Hmm I don't understand this:

if the task spawned by the inner function was detached.

When or how can the inner function detach the spawned task? It doesn't do so as far as I can tell, it awaits the join of the task.

What am I missing?

bnjbvr commented 1 day ago

Hmm I don't understand this:

if the task spawned by the inner function was detached.

When or how can the inner function detach the spawned task? It doesn't do so as far as I can tell, it awaits the join of the task.

What am I missing?

Oh sorry: there was a spawn() call in the inner function, which now lives in the parent. The spawn() existed so that the token refresh kept on, despite the caller cancelling the network request (since this is all called when spawning a network request to the homeserver).
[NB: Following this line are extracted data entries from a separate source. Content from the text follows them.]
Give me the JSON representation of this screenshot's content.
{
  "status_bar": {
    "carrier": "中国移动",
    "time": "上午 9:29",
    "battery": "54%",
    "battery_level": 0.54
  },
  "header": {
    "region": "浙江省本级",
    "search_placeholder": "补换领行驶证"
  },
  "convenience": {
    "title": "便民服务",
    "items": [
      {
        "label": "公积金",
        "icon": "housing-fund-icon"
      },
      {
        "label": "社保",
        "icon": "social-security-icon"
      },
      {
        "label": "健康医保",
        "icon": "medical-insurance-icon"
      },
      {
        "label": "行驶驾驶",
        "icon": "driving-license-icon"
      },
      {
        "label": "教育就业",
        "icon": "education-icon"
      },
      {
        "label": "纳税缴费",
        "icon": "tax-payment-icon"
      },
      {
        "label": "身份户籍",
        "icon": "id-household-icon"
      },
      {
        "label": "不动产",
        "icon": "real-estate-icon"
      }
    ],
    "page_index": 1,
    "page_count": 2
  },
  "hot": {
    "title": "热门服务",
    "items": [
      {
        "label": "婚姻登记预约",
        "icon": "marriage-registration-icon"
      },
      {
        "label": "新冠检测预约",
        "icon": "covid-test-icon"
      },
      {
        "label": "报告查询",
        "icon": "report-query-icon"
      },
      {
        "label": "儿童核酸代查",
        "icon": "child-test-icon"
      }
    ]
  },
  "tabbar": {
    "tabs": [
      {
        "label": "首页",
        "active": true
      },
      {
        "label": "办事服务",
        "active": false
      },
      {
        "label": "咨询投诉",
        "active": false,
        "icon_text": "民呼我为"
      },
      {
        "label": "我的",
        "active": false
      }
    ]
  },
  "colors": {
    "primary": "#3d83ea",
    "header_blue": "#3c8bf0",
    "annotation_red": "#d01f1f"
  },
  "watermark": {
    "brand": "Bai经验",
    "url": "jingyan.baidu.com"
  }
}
Only in that case (caller cancelling) is the future detached.

poljar commented 1 day ago

You mean, cancelling the parent doesn't cancel the spawned task in the child?

So now you moved the spawn into the parent and this now cancels the spawned task as well?

Or is the whole child/parent interaction unimportant and the reason this now works as expected is that the lock guard has been moved into the spawned task?

bnjbvr commented 1 day ago

The spawned task is never cancelled: using async fn lol() { spawn(fut).await } makes sure that fut is executed, even when the call to lol() has been aborted (i.e. it's been spawned and cancelled). This can happen often, especially in an invisible manner over the FFI boundary.

the reason this now works as expected is that the lock guard has been moved into the spawned task?

Exactly: the spawned task now keeps the mutex guard (as an owned mutex) over the entire lifetime of the spawned task.

poljar commented 1 day ago

Exactly: the spawned task now keeps the mutex guard (as an owned mutex) over the entire lifetime of the spawned task.

Alright, final question then. What does the moving of the spawn from the child to the parent then achieve? Couldn't we just have moved the owned lock guard to be an argument of the child method?

bnjbvr commented 1 day ago

Makes the code simpler: there's no spawn hidden in the child inner function, it's the parent who spawns it now. Since it only involved moving some other code that can fail early upwards, that seemed simpler. (Also, moving the guard down would have meant that every ? / early return in the spawned task would now need to set the guard's result as well, making it needlessly verbose)

bnjbvr commented 1 day ago

A regression test would have been nice as well but is probably not easy to write.

Indeed, this requires super perfect control over the timing of responses / API calls. Likely doable, but agreed the value is :shrug: compared to the code changes.